In the atmosphere the decreasing weight of the air column with altitude leads to a reduction in local atmospheric pressure. Thus the pressure decreases from its sea-level value to 0.85 kg/sq cm (12.1 lb/sq in) at 1.6 km (1 mi), the elevation of Denver, Colorado; and to about 0.24 kg/sq cm (3.4 lb/sq in) at 10,700 m (35,000 ft) elevation, a normal jet flight altitude.

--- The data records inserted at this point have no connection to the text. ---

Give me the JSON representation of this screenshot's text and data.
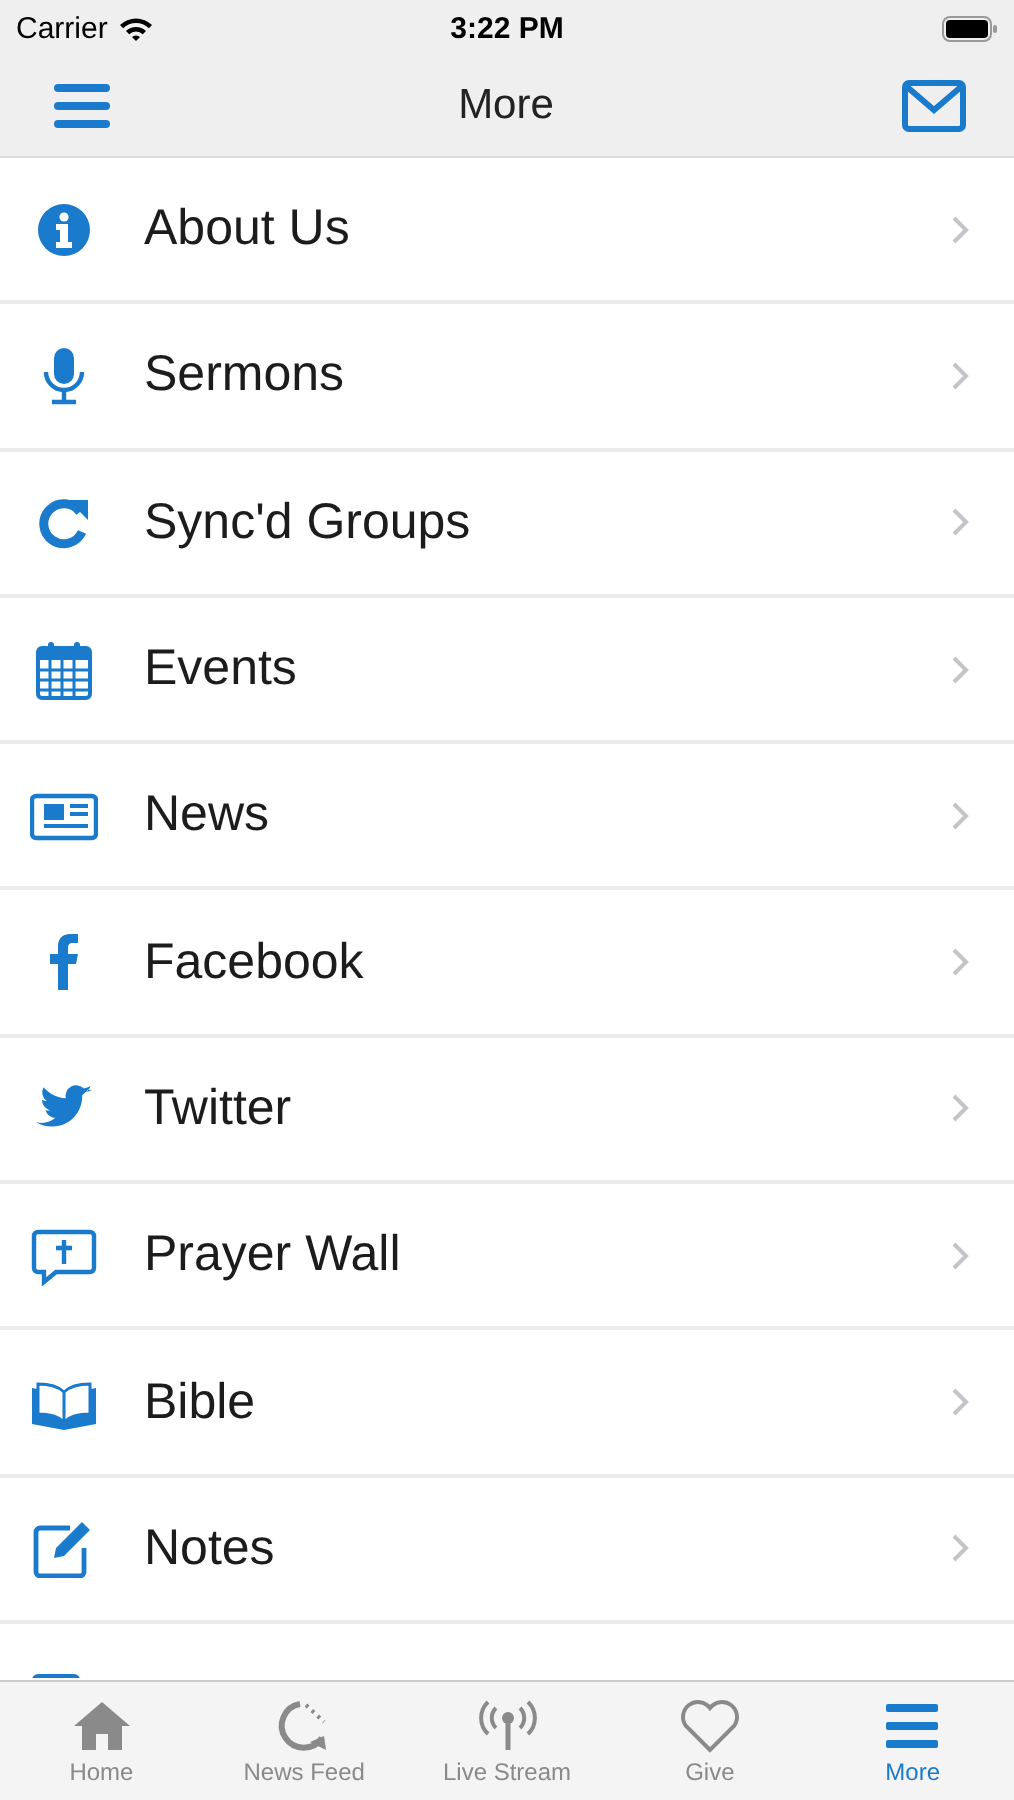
{
  "status_bar": {
    "carrier": "Carrier",
    "time": "3:22 PM"
  },
  "nav_bar": {
    "title": "More"
  },
  "menu": [
    {
      "label": "About Us"
    },
    {
      "label": "Sermons"
    },
    {
      "label": "Sync'd Groups"
    },
    {
      "label": "Events"
    },
    {
      "label": "News"
    },
    {
      "label": "Facebook"
    },
    {
      "label": "Twitter"
    },
    {
      "label": "Prayer Wall"
    },
    {
      "label": "Bible"
    },
    {
      "label": "Notes"
    }
  ],
  "tab_bar": [
    {
      "label": "Home",
      "selected": false
    },
    {
      "label": "News Feed",
      "selected": false
    },
    {
      "label": "Live Stream",
      "selected": false
    },
    {
      "label": "Give",
      "selected": false
    },
    {
      "label": "More",
      "selected": true
    }
  ]
}
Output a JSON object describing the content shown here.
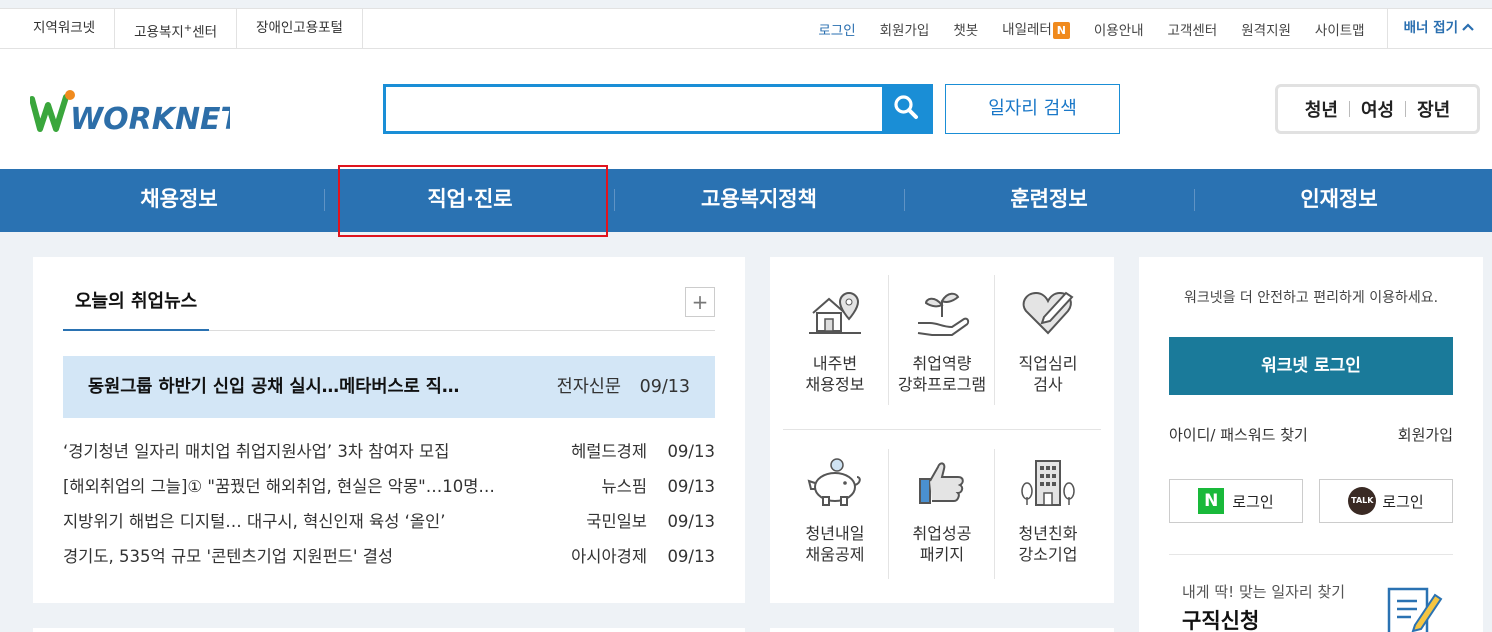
{
  "topbar": {
    "sites": [
      "지역워크넷",
      "고용복지",
      "센터",
      "장애인고용포털"
    ],
    "sites_sup": "+",
    "links": {
      "login": "로그인",
      "signup": "회원가입",
      "chatbot": "챗봇",
      "myletter": "내일레터",
      "myletter_badge": "N",
      "guide": "이용안내",
      "customer": "고객센터",
      "remote": "원격지원",
      "sitemap": "사이트맵"
    },
    "fold_banner": "배너 접기"
  },
  "header": {
    "logo_text": "WORKNET",
    "search_placeholder": "",
    "job_search_label": "일자리 검색",
    "targets": [
      "청년",
      "여성",
      "장년"
    ]
  },
  "gnb": {
    "items": [
      "채용정보",
      "직업·진로",
      "고용복지정책",
      "훈련정보",
      "인재정보"
    ]
  },
  "news": {
    "tab": "오늘의 취업뉴스",
    "plus": "+",
    "top": {
      "title": "동원그룹 하반기 신입 공채 실시…메타버스로 직…",
      "source": "전자신문",
      "date": "09/13"
    },
    "rows": [
      {
        "title": "‘경기청년 일자리 매치업 취업지원사업’ 3차 참여자 모집",
        "source": "헤럴드경제",
        "date": "09/13"
      },
      {
        "title": "[해외취업의 그늘]① \"꿈꿨던 해외취업, 현실은 악몽\"…10명…",
        "source": "뉴스핌",
        "date": "09/13"
      },
      {
        "title": "지방위기 해법은 디지털… 대구시, 혁신인재 육성 ‘올인’",
        "source": "국민일보",
        "date": "09/13"
      },
      {
        "title": "경기도, 535억 규모 '콘텐츠기업 지원펀드' 결성",
        "source": "아시아경제",
        "date": "09/13"
      }
    ]
  },
  "quick": {
    "items": [
      {
        "line1": "내주변",
        "line2": "채용정보",
        "icon": "house-location-icon"
      },
      {
        "line1": "취업역량",
        "line2": "강화프로그램",
        "icon": "sprout-hand-icon"
      },
      {
        "line1": "직업심리",
        "line2": "검사",
        "icon": "heart-pen-icon"
      },
      {
        "line1": "청년내일",
        "line2": "채움공제",
        "icon": "piggy-bank-icon"
      },
      {
        "line1": "취업성공",
        "line2": "패키지",
        "icon": "thumbs-up-icon"
      },
      {
        "line1": "청년친화",
        "line2": "강소기업",
        "icon": "building-icon"
      }
    ]
  },
  "login": {
    "message": "워크넷을 더 안전하고 편리하게 이용하세요.",
    "button": "워크넷 로그인",
    "find": "아이디/ 패스워드 찾기",
    "join": "회원가입",
    "naver_icon": "N",
    "kakao_icon": "TALK",
    "sns_label": "로그인",
    "apply_sub": "내게 딱! 맞는 일자리 찾기",
    "apply_title": "구직신청"
  },
  "colors": {
    "gnb_bg": "#2a72b2",
    "accent_blue": "#1a8ed6",
    "login_btn": "#1a7a9a",
    "highlight_red": "#e0141e",
    "news_top_bg": "#d3e6f6"
  }
}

Partial pressure is the term applied to the effective pressure a single constituent exerts in a mixture of gases. In the atmosphere the total pressure (atmospheric pressure) is equal to the sum of the partial pressures of its constituents (oxygen, nitrogen, carbon dioxide, and rare gases).

Pascal’s Law

Pascal’s law, developed by French mathematician Blaise Pascal, states that the pressure on a fluid is equal in all directions and in all parts of the container. As liquid flows into the large container at the bottom of this illustration, pressure pushes the liquid equally up into the tubes above the container. The liquid rises to the same level in all of the tubes, reguardless of the shape or angle of the tube.

Boyle’s Law

Boyle’s law, developed by English scientist Robert Boyle, states that the pressure of a gas times its volume is equal to a constant number, for a gas at a constant temperature. This relationship means that pressure increases as volume decreases, and vice versa. In this graph, the product of pressure and volume anywhere along one of the lines of constant temperate should be equal.